I have never had much time for other sports. Given just how much it takes for one to push golf in India – with cricket, football and kabbadi grabbing a fair share of headline time – my hours are fairly stretched. These last few days though have been very interesting with golf's US Open (where an Indian, Shiv Kapur has been in the leader mix) and the start of FIFA. The timing of both happening together has made me wonder what makes them similar or are they just to far apart to compare.
If size alone would matter, football would far outstrip golf's goals – viral fan base, throaty 'Ole ole', powered up stadia, TRPs, goal posts size, big bulky teams, samba and sirens.

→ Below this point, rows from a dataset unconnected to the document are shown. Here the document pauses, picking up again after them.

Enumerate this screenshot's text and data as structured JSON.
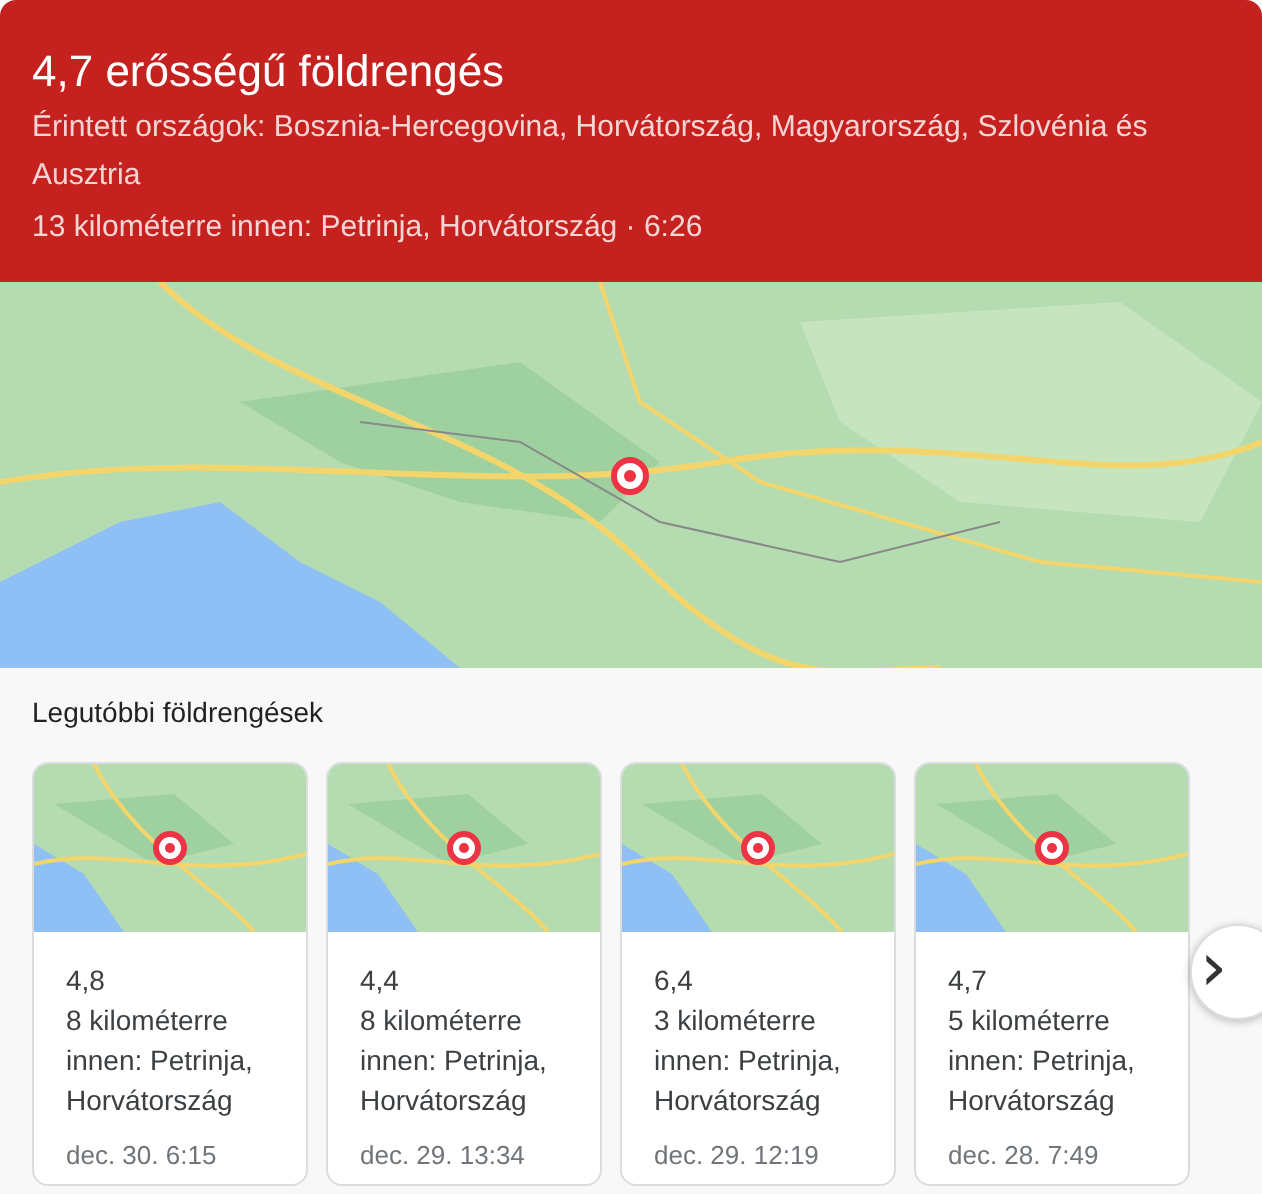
{
  "header": {
    "title": "4,7 erősségű földrengés",
    "affected": "Érintett országok: Bosznia-Hercegovina, Horvátország, Magyarország, Szlovénia és Ausztria",
    "location": "13 kilométerre innen: Petrinja, Horvátország · 6:26"
  },
  "recent": {
    "title": "Legutóbbi földrengések",
    "cards": [
      {
        "kind": "full",
        "magnitude": "4,8",
        "distance": "8 kilométerre innen: Petrinja, Horvátország",
        "date": "dec. 30. 6:15"
      },
      {
        "kind": "full",
        "magnitude": "4,4",
        "distance": "8 kilométerre innen: Petrinja, Horvátország",
        "date": "dec. 29. 13:34"
      },
      {
        "kind": "full",
        "magnitude": "6,4",
        "distance": "3 kilométerre innen: Petrinja, Horvátország",
        "date": "dec. 29. 12:19"
      },
      {
        "kind": "full",
        "magnitude": "4,7",
        "distance": "5 kilométerre innen: Petrinja, Horvátország",
        "date": "dec. 28. 7:49"
      }
    ],
    "next_button": "›"
  }
}
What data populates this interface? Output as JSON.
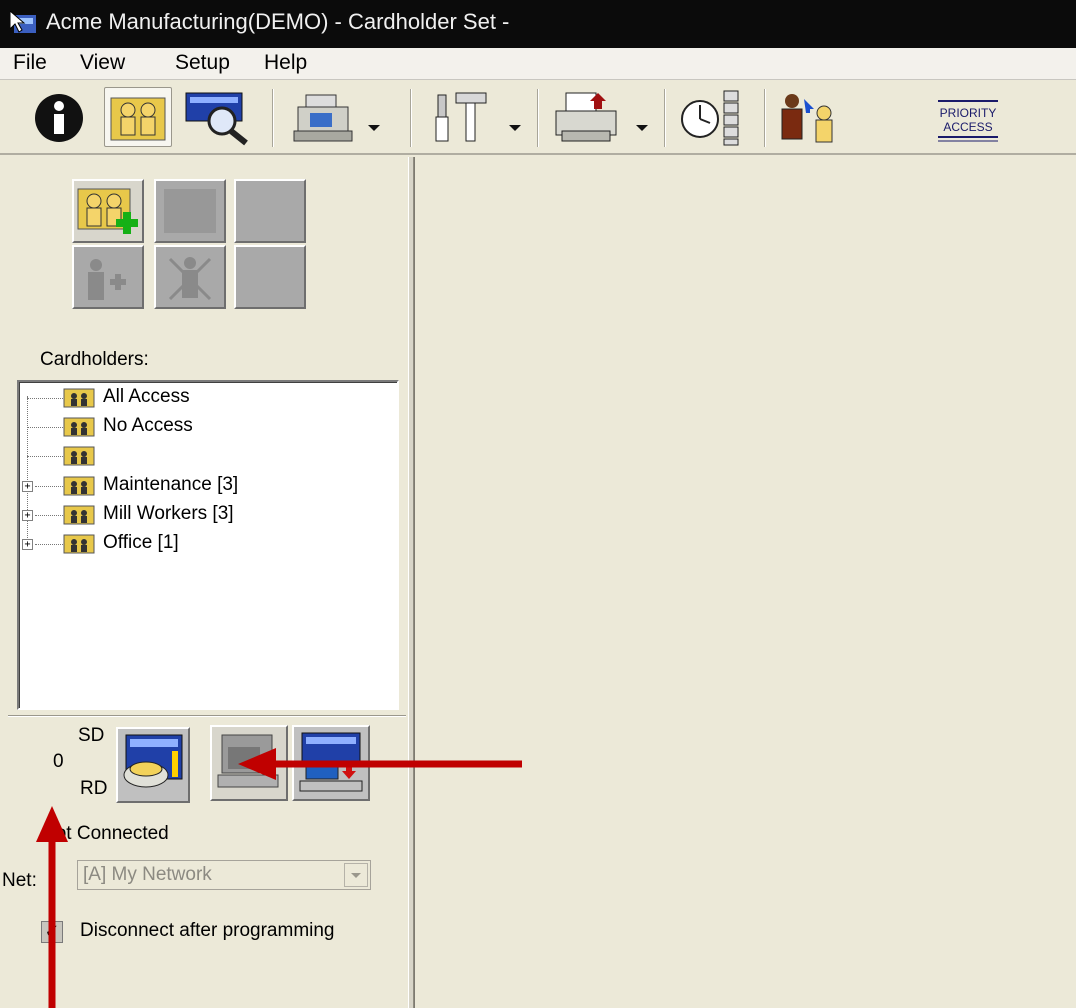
{
  "window": {
    "title": "Acme Manufacturing(DEMO) - Cardholder Set -"
  },
  "menu": [
    "File",
    "View",
    "Setup",
    "Help"
  ],
  "toolbar": {
    "priority_access_line1": "PRIORITY",
    "priority_access_line2": "ACCESS"
  },
  "left_panel": {
    "cardholders_label": "Cardholders:",
    "tree": [
      {
        "label": "All Access",
        "expandable": false
      },
      {
        "label": "No Access",
        "expandable": false
      },
      {
        "label": "",
        "expandable": false
      },
      {
        "label": "Maintenance [3]",
        "expandable": true
      },
      {
        "label": "Mill Workers [3]",
        "expandable": true
      },
      {
        "label": "Office [1]",
        "expandable": true
      }
    ],
    "comm": {
      "sd_label": "SD",
      "count": "0",
      "rd_label": "RD",
      "status": "Not Connected",
      "net_label": "Net:",
      "network_value": "[A] My Network",
      "disconnect_label": "Disconnect after programming",
      "disconnect_checked": true
    }
  },
  "colors": {
    "annotation_arrow": "#c00000",
    "folder": "#e8c84a"
  }
}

If etiquette was a criteria, given what's on display in football, one can imagine why indeed golf is called a gentleman's game. In golf, barring the size of the field i.e the course there is little to vuvuzela about. Until of course you start talking monies.
Players who make it to the top of their game, make some serious money. Rory McIlroy, Tiger Woods, David Beckham are wealthy, thanks not just to their phenomenal flairs, but also through money-spinning sponsorship deals. Not just that from a brand point of views, it's the very best that want to associate with these sportstars.
Mostly golf is an individual game but there are instances of 'fan-fare' during its team formats. The Ryder Cup in Chicago in 2013 was when Europe's fans came up with chants of 'Europe! Europe!' and 'Olé, olé, olé, olé, olé, olé' as though in a football stadium. Then there are footballers who have taken to golf (I simply can't imagine the reverse happening). Take the example of Andriy Shevchenko, who is apparently a member of Wentworth Golf Club and made a debut on the European Challenge Tour last year in Ukraine. English footballer Jimmy Bullard is experimenting with golf since he quit his first sporting love. The former Fulham midfielder is using golf to get a new direction to his life.
Football and golf may appear starkly different going by the size of the ball but if you interpret them as sport, there are similarities. Most of all for those like me who are too busy to watch football, one can be sure these stadia superstars – Messi, Rooney and all – will eventually come down chipping up at the golf course. Isn't not just for fun that we see Rory and Rooney on advertisements already. There is a deeper connect with the ball there.